Все отчужденно, как будто
Я ни при чем здесь ни капли.
Летом безмолвьем обуто,
Кухня – лишь сцена в спектакле.
В следущем действии топот
Детских сандалий по полу
И по скрипучим ступеням.
Соседский сдержанный шепот:
– Шуму… об эту-то пору, —
И лопухи по коленям.
И доносящийся окрик,
Чуть-чуть истошный, надсадный,
Рассчитан на непослушанье.
Порожек вымытый мокрый,
Ни суеты, ни досады,
Ни цепей обладанья.
«Ветер восточный…»
Ветер восточный
В трубе водосточной
Наспех читает
Мне первоисточник.
Чтеньем такие
Мы с ним занятые,
Что замираем,
Когда запятые.
В новом отрывке
Костры и арыки,
Шепот молитвы,
Проклятия крики.
Что там?

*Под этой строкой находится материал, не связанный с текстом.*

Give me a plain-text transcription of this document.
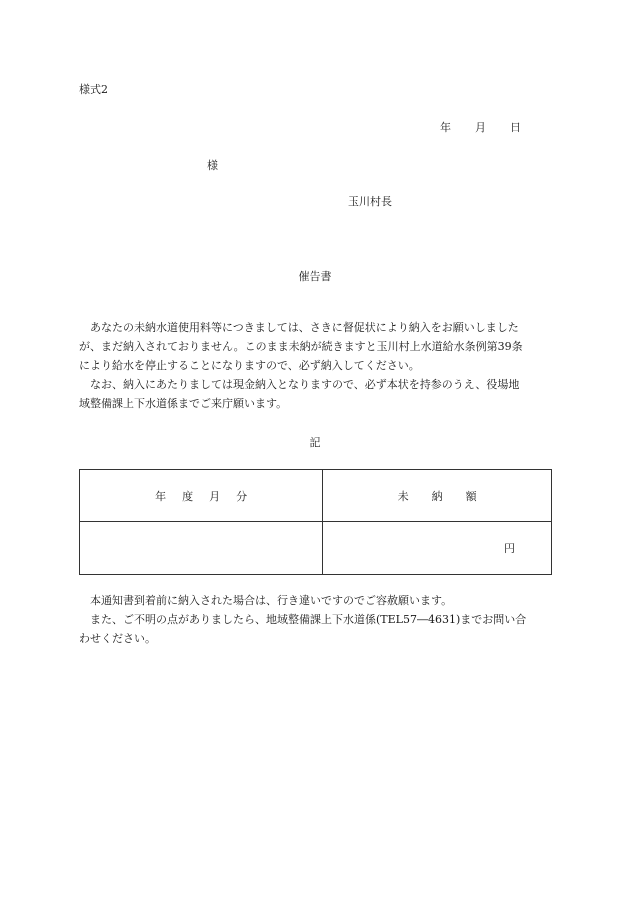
様式2
年 月 日
様
玉川村長
催告書

あなたの未納水道使用料等につきましては、さきに督促状により納入をお願いしました
が、まだ納入されておりません。このまま未納が続きますと玉川村上水道給水条例第39条
により給水を停止することになりますので、必ず納入してください。
なお、納入にあたりましては現金納入となりますので、必ず本状を持参のうえ、役場地
域整備課上下水道係までご来庁願います。

記
年 度 月 分	未 納 額
	円

本通知書到着前に納入された場合は、行き違いですのでご容赦願います。
また、ご不明の点がありましたら、地域整備課上下水道係(TEL57―4631)までお問い合
わせください。
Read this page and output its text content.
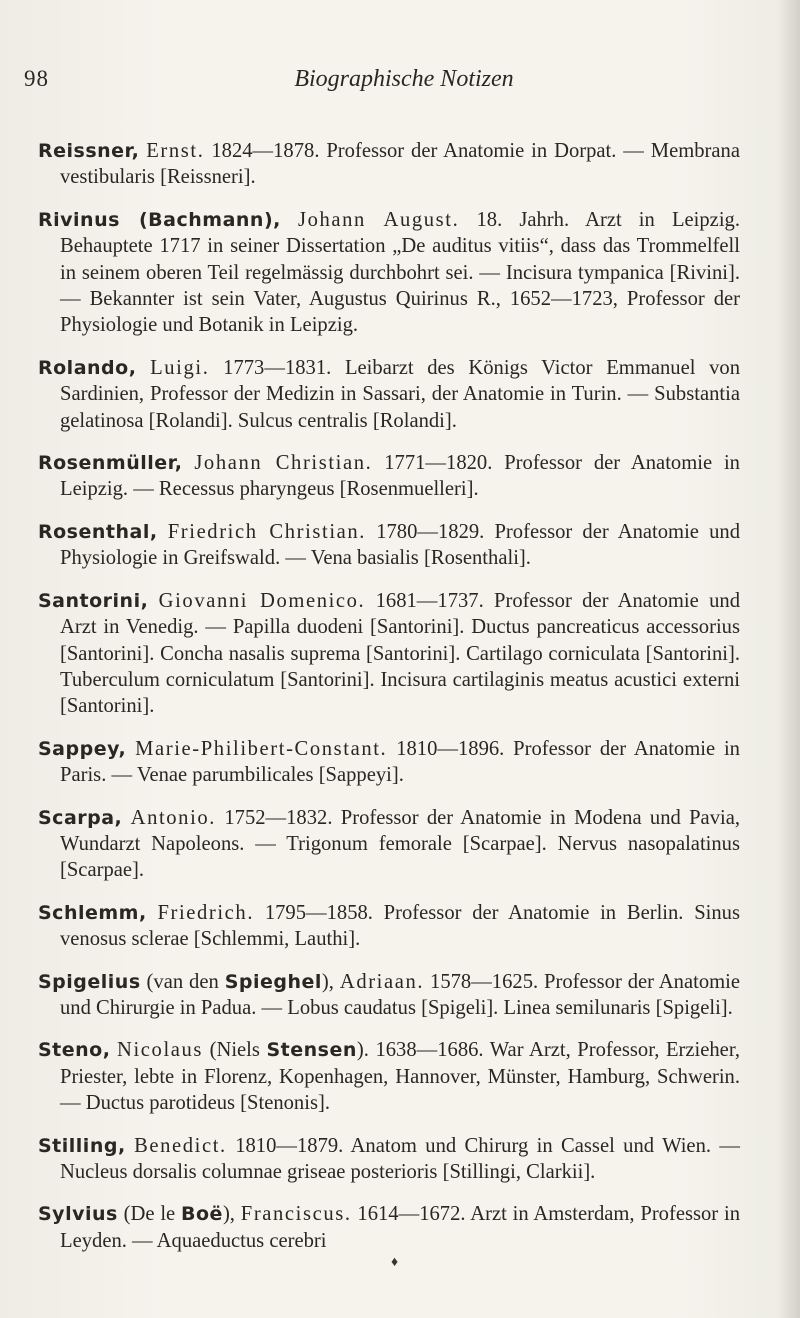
98	Biographische Notizen

Reissner, Ernst. 1824—1878. Professor der Anatomie in Dorpat. — Membrana vestibularis [Reissneri].

Rivinus (Bachmann), Johann August. 18. Jahrh. Arzt in Leipzig. Behauptete 1717 in seiner Dissertation „De auditus vitiis“, dass das Trommelfell in seinem oberen Teil regelmässig durchbohrt sei. — Incisura tympanica [Rivini]. — Bekannter ist sein Vater, Augustus Quirinus R., 1652—1723, Professor der Physiologie und Botanik in Leipzig.

Rolando, Luigi. 1773—1831. Leibarzt des Königs Victor Emmanuel von Sardinien, Professor der Medizin in Sassari, der Anatomie in Turin. — Substantia gelatinosa [Rolandi]. Sulcus centralis [Rolandi].

Rosenmüller, Johann Christian. 1771—1820. Professor der Anatomie in Leipzig. — Recessus pharyngeus [Rosenmuelleri].

Rosenthal, Friedrich Christian. 1780—1829. Professor der Anatomie und Physiologie in Greifswald. — Vena basialis [Rosenthali].

Santorini, Giovanni Domenico. 1681—1737. Professor der Anatomie und Arzt in Venedig. — Papilla duodeni [Santorini]. Ductus pancreaticus accessorius [Santorini]. Concha nasalis suprema [Santorini]. Cartilago corniculata [Santorini]. Tuberculum corniculatum [Santorini]. Incisura cartilaginis meatus acustici externi [Santorini].

Sappey, Marie-Philibert-Constant. 1810—1896. Professor der Anatomie in Paris. — Venae parumbilicales [Sappeyi].

Scarpa, Antonio. 1752—1832. Professor der Anatomie in Modena und Pavia, Wundarzt Napoleons. — Trigonum femorale [Scarpae]. Nervus nasopalatinus [Scarpae].

Schlemm, Friedrich. 1795—1858. Professor der Anatomie in Berlin. Sinus venosus sclerae [Schlemmi, Lauthi].

Spigelius (van den Spieghel), Adriaan. 1578—1625. Professor der Anatomie und Chirurgie in Padua. — Lobus caudatus [Spigeli]. Linea semilunaris [Spigeli].

Steno, Nicolaus (Niels Stensen). 1638—1686. War Arzt, Professor, Erzieher, Priester, lebte in Florenz, Kopenhagen, Hannover, Münster, Hamburg, Schwerin. — Ductus parotideus [Stenonis].

Stilling, Benedict. 1810—1879. Anatom und Chirurg in Cassel und Wien. — Nucleus dorsalis columnae griseae posterioris [Stillingi, Clarkii].

Sylvius (De le Boë), Franciscus. 1614—1672. Arzt in Amsterdam, Professor in Leyden. — Aquaeductus cerebri

♦
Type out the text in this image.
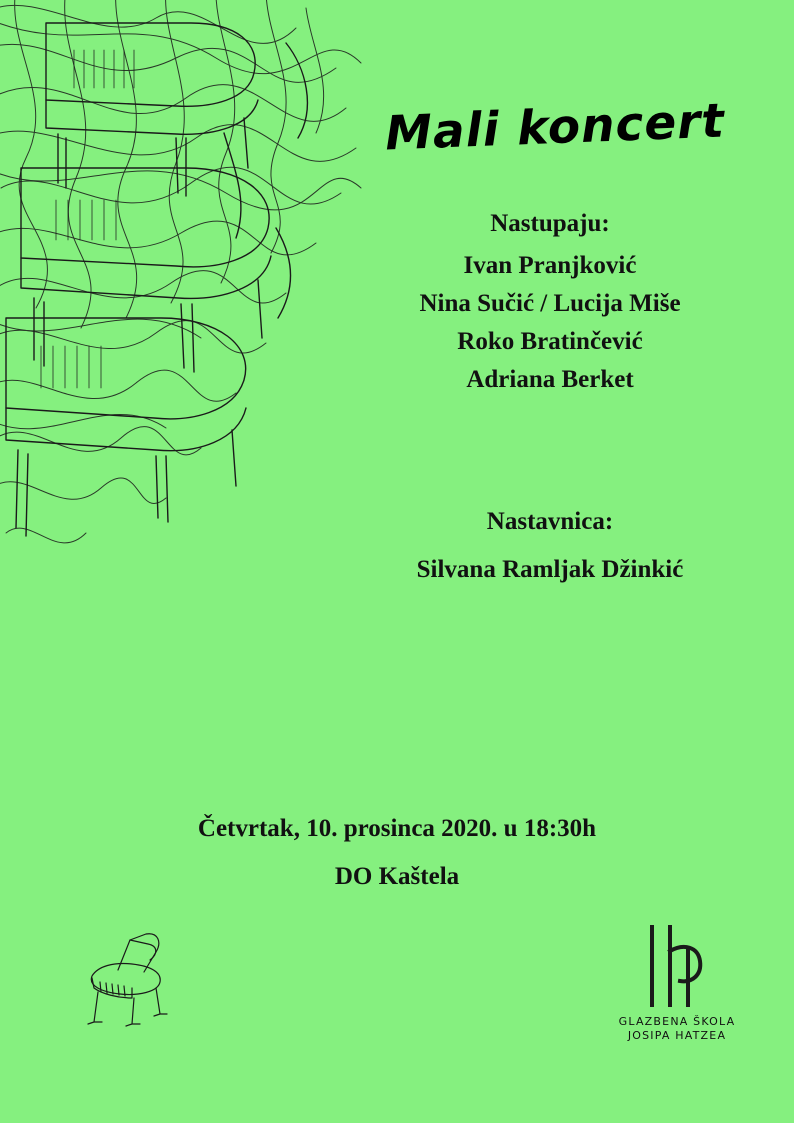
Mali koncert
Nastupaju:
Ivan Pranjković
Nina Sučić / Lucija Miše
Roko Bratinčević
Adriana Berket
Nastavnica:
Silvana Ramljak Džinkić
Četvrtak, 10. prosinca 2020. u 18:30h
DO Kaštela
GLAZBENA ŠKOLA
JOSIPA HATZEA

Пергамент
Хрустит уголками?
Иль бедуины
Кочуют песками?
Голос высокий,
Пришлый, с востока,
Полузабытой
Речи пророка.
Равенна
Кодируют кладкой кирпичной следы
к мозаике Дантовой немоты.
Я выучил площадь, припомнить в аду,
я мертвой воды насмотрелся в порту,
я был там закован, с Равенной грустил.
И каждый мой грех там меня отпустил
весёлым и молодым.
«Так ты любила меня…»
Так ты любила меня,
так оплела мои ноги,
что бегу от тебя и бегу
и забыть я тебя боюсь.
Ритуал
Тепло уходит из-под одеяла.
Холодный пол, горячий чай, в окно
неяркий свет, колючее сукно.
Врасплох и это утро нас застало.
Но каждое движенье разрушало
молчание. Уже обречено
беспечным гулом улиц стать оно,
бумажным шорохом и скрежетом вокзала.
День проживу, как будто в забытьи,
знакомый ритуал исполню строго.
Вдохну, коснусь, глотну на полпути
тревоги, сплетен, солнечного сока.
Торопит, ждет, но вовсе без предлога
я встану вдруг, очнувшись посреди.
Из «Стихов, записанных утром»
1.
Продлить бы чтение на протяженность дня
от утренней прохлады до вечерней —
вот маленькая тайна бытия.
Когда и я, как царский виночерпий,
мог пригубить до пира, до начала
скрепленья символов и до перемещенья
теней по циферблату. Слишком мало
и так не к месту мое прошенье.
Сместилось солнце вверх, определилась тень,
но я, я буду к этому стремиться,
под спудом ясности хранить преддверья лень.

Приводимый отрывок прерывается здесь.